DPRD Minta Pemkab Borong Telur Lokal untuk Selamatkan Peternak
MAGETAN — Dewan Perwakilan Rakyat Daerah (DPRD) Kabupaten Magetan mendesak Pemerintah Kabupaten untuk segera mengambil langkah konkret menanggulangi anjloknya harga telur di tingkat peternak. Dorongan itu muncul pada diskusi terkait program Makan Bergizi Gratis (MBG) yang dinilai bisa menyerap produksi lokal.
Desakan DPRD dan solusi yang diusulkan
Plt. Ketua DPRD Magetan, Suyatno, mengusulkan agar seluruh pengelola dapur MBG diwajibkan membeli telur langsung dari peternak lokal. Menurutnya, intervensi semacam ini akan meningkatkan permintaan dan menstabilkan harga di tingkat peternak.
"Pemerintah daerah harus melakukan intervensi nyata untuk mengangkat harga telur. Caranya adalah dengan meningkatkan permintaan (demand) dari peternak lokal. Program MBG yang ada saat ini seharusnya bisa menjadi instrumen intervensi tersebut," ujar Suyatno.
Kondisi peternak saat ini
Saat ini banyak peternak lokal terhimpit karena harga jual telur merosot tajam, sementara biaya produksi, terutama harga pakan, terus naik. Kondisi ini membuat margin keuntungan peternak menyusut bahkan berisiko merugikan usaha mereka.
Menurut DPRD, belum terlihat regulasi atau kebijakan penyerapan komoditas lokal yang serius dari Pemkab Magetan. Akibatnya, penjualan hasil produksi peternak tetap bergantung pada mekanisme pasar bebas.
MBG sebagai instrumen intervensi
DPRD menilai program Makan Bergizi Gratis memiliki kapasitas penyerapan besar. Jika diterapkan kebijakan yang mewajibkan dapur-dapur MBG membeli telur dari peternak di Magetan, pasokan lokal dapat terserap langsung dan harga di tingkat peternak diharapkan kembali membaik.

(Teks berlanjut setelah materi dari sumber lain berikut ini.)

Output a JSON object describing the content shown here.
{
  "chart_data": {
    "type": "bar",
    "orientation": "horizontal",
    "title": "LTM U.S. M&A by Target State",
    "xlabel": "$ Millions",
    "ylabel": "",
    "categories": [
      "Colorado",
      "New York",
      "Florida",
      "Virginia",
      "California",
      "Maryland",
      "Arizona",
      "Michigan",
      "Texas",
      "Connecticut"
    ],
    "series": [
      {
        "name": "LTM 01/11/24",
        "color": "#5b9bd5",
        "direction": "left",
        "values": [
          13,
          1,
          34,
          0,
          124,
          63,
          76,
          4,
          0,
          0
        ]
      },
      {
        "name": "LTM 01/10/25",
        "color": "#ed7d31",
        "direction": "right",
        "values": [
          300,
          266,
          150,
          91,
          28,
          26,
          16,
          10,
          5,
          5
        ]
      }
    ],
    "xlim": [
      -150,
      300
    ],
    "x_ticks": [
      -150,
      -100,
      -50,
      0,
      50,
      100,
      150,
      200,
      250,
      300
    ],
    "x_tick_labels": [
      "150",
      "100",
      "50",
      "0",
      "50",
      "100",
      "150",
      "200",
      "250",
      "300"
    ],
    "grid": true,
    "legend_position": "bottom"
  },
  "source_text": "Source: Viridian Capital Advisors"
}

"Kita sama-sama berbuat untuk meringankan masyarakat, baik pengusaha (peternak) maupun warga yang membutuhkan. Lewat langkah ini, peternak terbantu karena telurnya terserap, dan gizi anak-anak yatim serta duafa juga terpenuhi," kata Suyatno.
Langkah yang diminta DPRD
DPRD meminta Pemkab merancang kebijakan yang menegaskan kewajiban pembelian komoditas lokal untuk program pemerintah daerah. Tujuannya agar bantuan sosial sekaligus menjadi mekanisme stabilisasi harga produk tani dan peternakan.
Legislator berharap kebijakan ini bukan sekadar imbauan, melainkan peraturan teknis yang mengikat pelaksana program. Dengan demikian, intervensi dianggap akan berdampak langsung pada perbaikan pendapatan peternak dan ketersediaan gizi bagi penerima manfaat MBG.
Catatan akhir: DPRD Magetan menuntut tindakan cepat dari Pemkab untuk menghindari kerugian lebih luas pada pelaku usaha peternakan dan menjaga keberlanjutan program sosial yang berbasis produk lokal.
Berita Terkait
Liga Kampung Bung Karno di Bondowoso Cari Bibit Sepak Bola
Liga Kampung Bung Karno di Bondowoso dimulai 6 Juni 2026, diikuti 16 klub lokal untuk pembinaan dan pencaria...
Selendang Semanggi Buka Stan Permanen di Jalan Tunjungan
Selendang Semanggi buka stan permanen di Jalan Tunjungan pada 8 Juni 2026 untuk memperkuat UMKM dan melestar...
DPC PDI Perjuangan Madiun Ziarah TMP Peringati Bulan Bung Karno
DPC PDI Perjuangan Kota Madiun menggelar ziarah dan tabur bunga di TMP Kota Madiun pada 8 Juni 2026 dalam ra...
Sonny Ajak Warga Situbondo Jadikan Ikan Menu Utama Cegah Stunting
Sonny T. Danaparamita ajak warga Situbondo jadikan ikan menu utama untuk tingkatkan protein dan cegah stunti...
DPRD Jatim Tinjau Tambang Magetan, Mata Air Terancam
DPRD Jatim meninjau tambang di Sayutan, Magetan; ditemukan mata air, rembesan, dan potensi dampak pada permu...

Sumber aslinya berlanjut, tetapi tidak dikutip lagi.